И всё это я должна как-то пережить. Лучше заранее прикажу себе как можно меньше об этом думать. Я обедаю вместе с Пигритом и вполуха слушаю, как он взахлеб рассказывает о своем реферате, о том, какой основатель как погиб во время Энергетических войн, какую роль в послевоенное время играло неотрадиционалистское движение, и так далее и тому подобное. Не представляю себе, как он всё это упихнет в пять тысяч слов.

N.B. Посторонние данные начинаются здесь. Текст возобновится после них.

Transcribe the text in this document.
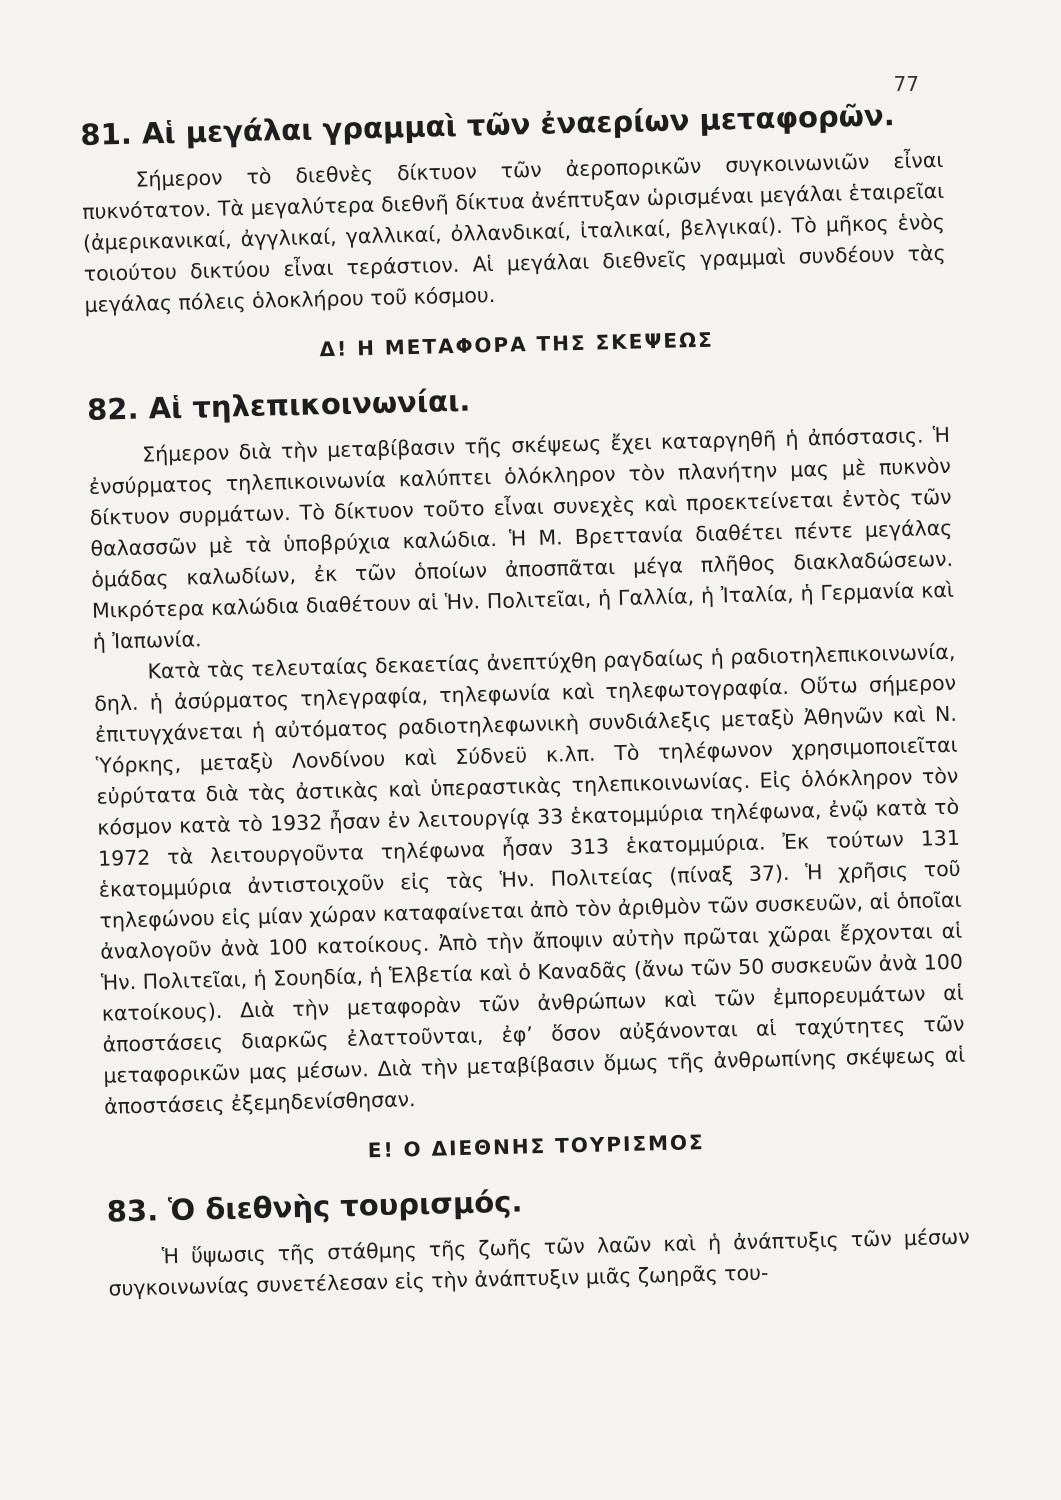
77
81. Αἱ μεγάλαι γραμμαὶ τῶν ἐναερίων μεταφορῶν.

Σήμερον τὸ διεθνὲς δίκτυον τῶν ἀεροπορικῶν συγκοινωνιῶν εἶναι πυκνότατον. Τὰ μεγαλύτερα διεθνῆ δίκτυα ἀνέπτυξαν ὡρισμέναι μεγάλαι ἑταιρεῖαι (ἀμερικανικαί, ἀγγλικαί, γαλλικαί, ὀλλανδικαί, ἰταλικαί, βελγικαί). Τὸ μῆκος ἑνὸς τοιούτου δικτύου εἶναι τεράστιον. Αἱ μεγάλαι διεθνεῖς γραμμαὶ συνδέουν τὰς μεγάλας πόλεις ὁλοκλήρου τοῦ κόσμου.

Δ! Η ΜΕΤΑΦΟΡΑ ΤΗΣ ΣΚΕΨΕΩΣ
82. Αἱ τηλεπικοινωνίαι.

Σήμερον διὰ τὴν μεταβίβασιν τῆς σκέψεως ἔχει καταργηθῆ ἡ ἀπόστασις. Ἡ ἐνσύρματος τηλεπικοινωνία καλύπτει ὁλόκληρον τὸν πλανήτην μας μὲ πυκνὸν δίκτυον συρμάτων. Τὸ δίκτυον τοῦτο εἶναι συνεχὲς καὶ προεκτείνεται ἐντὸς τῶν θαλασσῶν μὲ τὰ ὑποβρύχια καλώδια. Ἡ Μ. Βρεττανία διαθέτει πέντε μεγάλας ὁμάδας καλωδίων, ἐκ τῶν ὁποίων ἀποσπᾶται μέγα πλῆθος διακλαδώσεων. Μικρότερα καλώδια διαθέτουν αἱ Ἡν. Πολιτεῖαι, ἡ Γαλλία, ἡ Ἰταλία, ἡ Γερμανία καὶ ἡ Ἰαπωνία.

Κατὰ τὰς τελευταίας δεκαετίας ἀνεπτύχθη ραγδαίως ἡ ραδιοτηλεπικοινωνία, δηλ. ἡ ἀσύρματος τηλεγραφία, τηλεφωνία καὶ τηλεφωτογραφία. Οὕτω σήμερον ἐπιτυγχάνεται ἡ αὐτόματος ραδιοτηλεφωνικὴ συνδιάλεξις μεταξὺ Ἀθηνῶν καὶ Ν. Ὑόρκης, μεταξὺ Λονδίνου καὶ Σύδνεϋ κ.λπ. Τὸ τηλέφωνον χρησιμοποιεῖται εὐρύτατα διὰ τὰς ἀστικὰς καὶ ὑπεραστικὰς τηλεπικοινωνίας. Εἰς ὁλόκληρον τὸν κόσμον κατὰ τὸ 1932 ἦσαν ἐν λειτουργίᾳ 33 ἑκατομμύρια τηλέφωνα, ἐνῷ κατὰ τὸ 1972 τὰ λειτουργοῦντα τηλέφωνα ἦσαν 313 ἑκατομμύρια. Ἐκ τούτων 131 ἑκατομμύρια ἀντιστοιχοῦν εἰς τὰς Ἡν. Πολιτείας (πίναξ 37). Ἡ χρῆσις τοῦ τηλεφώνου εἰς μίαν χώραν καταφαίνεται ἀπὸ τὸν ἀριθμὸν τῶν συσκευῶν, αἱ ὁποῖαι ἀναλογοῦν ἀνὰ 100 κατοίκους. Ἀπὸ τὴν ἄποψιν αὐτὴν πρῶται χῶραι ἔρχονται αἱ Ἡν. Πολιτεῖαι, ἡ Σουηδία, ἡ Ἑλβετία καὶ ὁ Καναδᾶς (ἄνω τῶν 50 συσκευῶν ἀνὰ 100 κατοίκους). Διὰ τὴν μεταφορὰν τῶν ἀνθρώπων καὶ τῶν ἐμπορευμάτων αἱ ἀποστάσεις διαρκῶς ἐλαττοῦνται, ἐφ’ ὅσον αὐξάνονται αἱ ταχύτητες τῶν μεταφορικῶν μας μέσων. Διὰ τὴν μεταβίβασιν ὅμως τῆς ἀνθρωπίνης σκέψεως αἱ ἀποστάσεις ἐξεμηδενίσθησαν.

Ε! Ο ΔΙΕΘΝΗΣ ΤΟΥΡΙΣΜΟΣ
83. Ὁ διεθνὴς τουρισμός.

Ἡ ὕψωσις τῆς στάθμης τῆς ζωῆς τῶν λαῶν καὶ ἡ ἀνάπτυξις τῶν μέσων συγκοινωνίας συνετέλεσαν εἰς τὴν ἀνάπτυξιν μιᾶς ζωηρᾶς του-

Потом Пигрит отправляется со мной вместе в порт, что меня не радует: достаточно того, что на празднике он увидит, как отвратительно я танцую. Но он хочет спросить на корабле санитарной дружины, не понадобится ли он им там во время праздника, несмотря на то что его выгнали.
Когда мы приходим, я уже на пять минут опаздываю. Но все остальные сидят на стене набережной и болтают ногами, потому что платформу всё еще монтируют. Я сажусь вместе со всеми и спрашиваю, что происходит.
– Похоже, они всё переделывают, – мрачно отвечает Тесса. Очень мрачно. Ничто не может разозлить Тессу Циммерман сильнее, чем то, что мешает ей танцевать.
На платформе и правда работа идет полным ходом. Каркас, который был закреплен сбоку платформы, сейчас разбирают и переносят на ее переднюю часть, немного правее середины. Передняя часть платформы смотрит на пирс, по которому бегает туда-сюда тощий дядька с всклокоченными белыми волосами. Это Мортен Меркадо, он отвечает за всю хореографию праздника и старается следить за происходящим со всех точек зрения. Я читала, что в молодости он был известным певцом, в Южной Америке его песни слушают до сих пор. Но сам он занялся театром и вот уже миллион лет руководит крошечной труппой Сихэвэна.
Мистер Меркадо дирижирует рабочими.
– Еще чуть-чуть, – кричит он и машет своими руками с изящными длинными пальцами в сторону нужного края платформы. – Еще чуть-чуть!
Тут я замечаю Бреншоу: он стоит в одних плавках и, наполовину скрывшись за трибуной, натирает всё тело маслом. Он чемпион по автономному нырянию, но терпеть не может всё, что плавает в воде. До вчерашнего дня это казалось мне естественным, но теперь, когда я сама побывала в море, понимаю, как это убого: на суше ведь никто не натирается маслом, чтобы защититься от пыли – или что там еще летает в воздухе.
Наконец-то до меня доходит, для чего нужен каркас, который монтируют рабочие. Это лебедка, которая может спустить в воду тяжелый груз на стальном тросе. На этот трос будут крепиться медальки, которые нужно будет поднять на поверхность ныряльщикам во время турнира. Каждый участник набирает побольше воздуха и при помощи рук опускается по канату на глубину, собирая при этом максимальное количество колец.
Бреншоу, как обычно, соберет все и выиграет турнир. Но что он делает здесь сейчас, я не понимаю. Пигрит возвращается с корабля санитарной бригады. С унылым видом он садится на стену рядом со мной.
– Придурки, все они придурки, – заявляет он и угрюмо шмыгает носом. – Надравшиеся лоботрясы. Недоумки.
Я пожимаю плечами.
– Радуйся, у тебя освобождение от праздничных мероприятий!
– Это было бы хорошо, – бормочет он. – Но мне-то придется всю дорогу сидеть на трибуне около отца и умирать со скуки.
Я продолжаю следить за происходящим на платформе. Такое ощущение, что Бреншоу находится сейчас здесь исключительно для того, чтобы мистер Меркадо увидел, как будут проходить соревнования. Он отправляет Бреншоу на его место на трибуне и дает сигнал кому-то на сцене. Этот кто-то делает вид, что говорит что-то, потом резко разворачивается к Бреншоу, который встает и идет к лебедке.
– Стоп-стоп-стоп! – волнуется мистер Меркадо. – Не так быстро. Степеннее! И по нарисованной дуге.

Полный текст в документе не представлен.